Los diálogos, las miradas, los
fragmentos. La conversación de las aves que planean sobre las
ciudades. El sonido de unos tambores que te inquietan y parecen
provenir de la Laguna Tres Pascualas, justo antes de que la micro
siga su curso hacia un lugar al que no estás seguro de querer
llegar. Los avances, los retrocesos, los repliegues tácticos; las
formas de ver la vida, los horizontes posibles de cada perspectiva.
Y uno. Uno mismo fragmentándose en toda
esa locura, en todas esas visiones que en esta u otra vida pudieron
ser las nuestras, con la misma y arrogante fragilidad que
evidenciamos al contemplar un amanecer u ocaso creyendo que nos
pertenece por el solo hecho de necesitar su imagen.

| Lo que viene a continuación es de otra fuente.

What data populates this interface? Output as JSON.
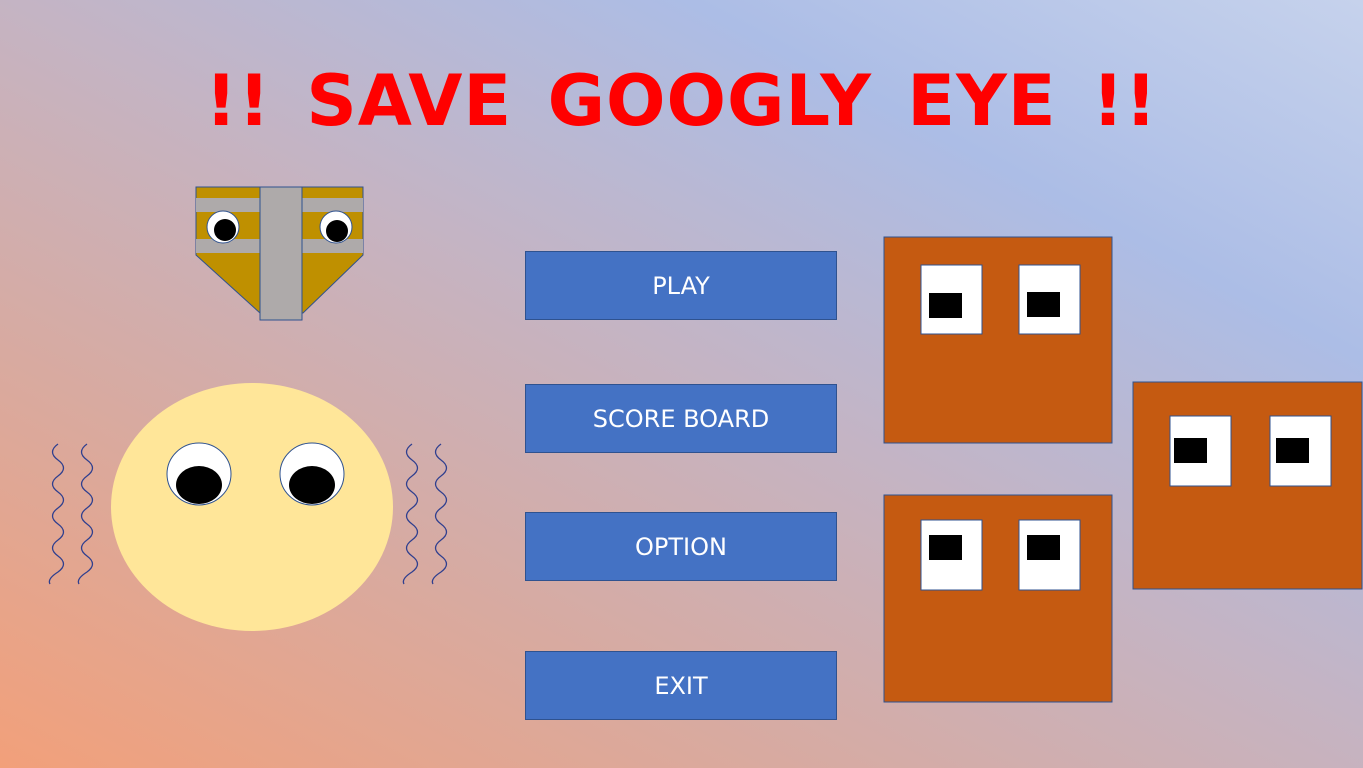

Porque es el hecho de atisbar lo que se
oculta detrás de cada mirada, aquel breve universo, lo que mucha
veces nos arroja luces sobre nuestras propias sombras. Como las
“tragedias que no nos dejan hacer celebración” (Denuncia,
p.23), y por las que nos tildan de “resentidos”, como si la
fascinación por un mismo vacío no pudiese hermanar en algún punto
nuestras miradas. Como si estuviéramos dispuestos a otorgarle la
razón, a hacer que se salga con la de ellos, esos que devastan la
felicidad ajena para poder edificar la suya; esa felicidad egoísta y
siempre solitaria de los poderosos. A los que, por cierto, se les ve
tan sonrientes por estos días…
Veo en ese puñado de miradas que nos
ofrece Alan un pasaje hacia numerosos y secretos jardines
existenciales, cuyas imágenes en mosaico en mucho se parecen a la
bitácora de un viaje muy querido. “Entonces disfruto de estar
solo, aunque no lo estoy, pues tengo todos los paisajes como mi hogar
y a todos los habitantes del mundo como mis hermanos” (Viaje,
p.50), nos dice Alan, y al menos yo le creo, pues desde hace ya
varios años que también sueño y creo -¡vaya contradicción!-, en
que el arte es una manera de darle sentido y forma al mundo.
“Esa mano invisible que maneja el
sistema capitalista, ¿no seremos quizás todos nosotros?”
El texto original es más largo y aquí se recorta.